Or, l’ironie voulut que ce virage opportuniste soit pris alors que commençaient les négociations entre Mandela en prison, l’ANC en exil et les grands patrons sud-africains, dans un environnement mondial marqué par la perestroïka de Gorbatchev et les grandes négociations Est-Ouest. Le PC joua alors un rôle peu reluisant. À l’intérieur, une campagne de boycott scolaire était lancée avec pour mot d’ordre « pas d’éducation sans libération ». Ce mouvement, différemment encadré selon les lieux, pris très vite un cours très anarchique et de nombreux parents commencèrent à renâcler en voyant leurs jeunes enfants partir ainsi à l’assaut du système dans un très grand désordre politique et organisationnel. Le PC lui adoptait alors une propagande totalement délirante : parlant de « zone libérées » et de double pouvoir, évoquant l’existence de tribunaux populaires dans les quartiers… Étrange positionnement, alors qu’il était investi dans des négociations au sommet visant tout bonnement à mettre en place une transition pacifiée, très éloignée même des revendications de la fameuse Charte de la Liberté.

La fin d’une histoire

C’est dans ce contexte que le PC accéda au pouvoir au côté de l’ANC, avec moult adhésions croisées entre les deux structures. Il participait d’un côté aux compromis avec le patronat et l’ancien parti au pouvoir et se prévalait, de l’autre, du souffle socialiste né du mouvement populaire des années 1980. Et il apportait avec lui le contrôle total de la direction du Cosatu. Le PC autoproclamait le lien indéfectible et organique entre le « parti d’avant-garde » du prolétariat et le syndicat. Raison de plus, n’est-ce pas, pour se faire financer par les cotisations syndicales ! Cette posture hautement stalinienne, bureaucratique et corruptive est désormais en crise ouverte.

Mais la direction du Numsa, désormais sortie de ce piège, aurait tout intérêt à ne pas reproduire le même schéma, entre le futur parti ouvrier qu’elle appelle à construire et la recomposition syndicale en cours. Elle doit elle-même tirer les leçons de son histoire récente, ne pas simplement l’expliquer par la trahison du PC et de la direction du Cosatu. Une évaluation poussée des phénomènes bureaucratiques est nécessaire, ainsi que du lien soi-disant organique entre parti et syndicat. Attention aux auto-proclamations « marxistes-léninistes » quand on dirige des centaines de milliers d’ouvriers ayant peu de rapport avec l’histoire du communiste européen !

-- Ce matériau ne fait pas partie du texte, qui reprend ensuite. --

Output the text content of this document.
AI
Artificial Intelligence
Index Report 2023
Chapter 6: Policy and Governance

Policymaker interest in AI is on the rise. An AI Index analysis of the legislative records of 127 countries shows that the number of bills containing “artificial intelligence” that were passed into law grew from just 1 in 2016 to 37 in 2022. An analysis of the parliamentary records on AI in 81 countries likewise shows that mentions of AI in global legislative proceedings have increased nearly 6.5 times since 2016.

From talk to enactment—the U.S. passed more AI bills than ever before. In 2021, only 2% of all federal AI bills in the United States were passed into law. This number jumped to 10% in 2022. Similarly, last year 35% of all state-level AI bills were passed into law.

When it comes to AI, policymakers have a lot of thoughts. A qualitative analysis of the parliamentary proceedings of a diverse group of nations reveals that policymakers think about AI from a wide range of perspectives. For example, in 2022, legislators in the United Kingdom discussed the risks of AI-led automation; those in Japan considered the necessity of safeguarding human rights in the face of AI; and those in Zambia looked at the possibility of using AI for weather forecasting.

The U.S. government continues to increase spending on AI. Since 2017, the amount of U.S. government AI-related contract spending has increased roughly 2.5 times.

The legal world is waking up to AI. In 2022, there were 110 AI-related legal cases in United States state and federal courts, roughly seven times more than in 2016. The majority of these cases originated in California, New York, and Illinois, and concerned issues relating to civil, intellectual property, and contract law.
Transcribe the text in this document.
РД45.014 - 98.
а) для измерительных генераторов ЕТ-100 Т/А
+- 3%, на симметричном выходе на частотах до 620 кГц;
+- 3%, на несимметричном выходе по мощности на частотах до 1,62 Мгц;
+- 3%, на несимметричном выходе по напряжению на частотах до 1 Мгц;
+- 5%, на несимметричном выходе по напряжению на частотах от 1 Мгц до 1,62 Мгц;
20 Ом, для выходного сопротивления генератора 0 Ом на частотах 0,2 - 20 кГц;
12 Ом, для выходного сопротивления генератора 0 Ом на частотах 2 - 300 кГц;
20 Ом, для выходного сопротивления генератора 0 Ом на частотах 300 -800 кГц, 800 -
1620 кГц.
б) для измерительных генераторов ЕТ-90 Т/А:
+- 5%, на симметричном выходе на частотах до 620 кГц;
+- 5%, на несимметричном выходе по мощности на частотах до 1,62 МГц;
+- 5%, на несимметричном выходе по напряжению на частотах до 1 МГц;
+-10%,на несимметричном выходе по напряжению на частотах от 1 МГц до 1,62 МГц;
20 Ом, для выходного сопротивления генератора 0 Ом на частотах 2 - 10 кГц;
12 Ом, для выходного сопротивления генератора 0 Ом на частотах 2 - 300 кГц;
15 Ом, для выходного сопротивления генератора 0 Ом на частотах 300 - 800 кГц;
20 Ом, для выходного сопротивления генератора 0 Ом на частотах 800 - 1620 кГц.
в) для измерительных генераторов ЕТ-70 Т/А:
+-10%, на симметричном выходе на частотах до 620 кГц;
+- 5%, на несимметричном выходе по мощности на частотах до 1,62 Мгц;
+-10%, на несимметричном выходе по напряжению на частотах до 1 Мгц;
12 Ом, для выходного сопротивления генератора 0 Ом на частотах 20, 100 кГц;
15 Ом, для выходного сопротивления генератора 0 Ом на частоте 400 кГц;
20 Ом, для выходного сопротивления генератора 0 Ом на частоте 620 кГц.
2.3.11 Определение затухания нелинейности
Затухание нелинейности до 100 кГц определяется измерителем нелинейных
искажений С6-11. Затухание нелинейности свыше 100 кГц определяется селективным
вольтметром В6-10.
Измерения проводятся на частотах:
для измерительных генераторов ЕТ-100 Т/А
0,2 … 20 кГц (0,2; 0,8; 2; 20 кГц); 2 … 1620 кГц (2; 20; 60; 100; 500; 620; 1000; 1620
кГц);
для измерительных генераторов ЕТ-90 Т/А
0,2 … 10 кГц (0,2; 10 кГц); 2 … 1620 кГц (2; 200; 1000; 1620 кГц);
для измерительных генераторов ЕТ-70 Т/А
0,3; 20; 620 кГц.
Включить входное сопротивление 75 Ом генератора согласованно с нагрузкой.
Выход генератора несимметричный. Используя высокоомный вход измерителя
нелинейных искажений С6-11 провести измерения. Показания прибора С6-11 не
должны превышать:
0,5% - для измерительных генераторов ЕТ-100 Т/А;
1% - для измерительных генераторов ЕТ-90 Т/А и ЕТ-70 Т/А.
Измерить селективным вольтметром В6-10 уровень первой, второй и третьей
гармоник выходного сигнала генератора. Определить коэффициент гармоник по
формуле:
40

Pour l’heure, la direction du Numsa invite les forces – que nous pourrions qualifier de gauche radicale – à discuter de l’avenir et de la reconstruction d’un mouvement ouvrier. Elle le fait sans sectarisme, même si la frontière entre syndicat et parti reste très vague dans ses écrits. Elle n’appellera donc pas à voter pour la coalition au pouvoir et cesse de financer le PC. Tout le monde s’accorde à dire que l’ANC sortira vainqueur mais d’une courte tête cette fois-ci, tant est forte la désillusion et donc l’abstention.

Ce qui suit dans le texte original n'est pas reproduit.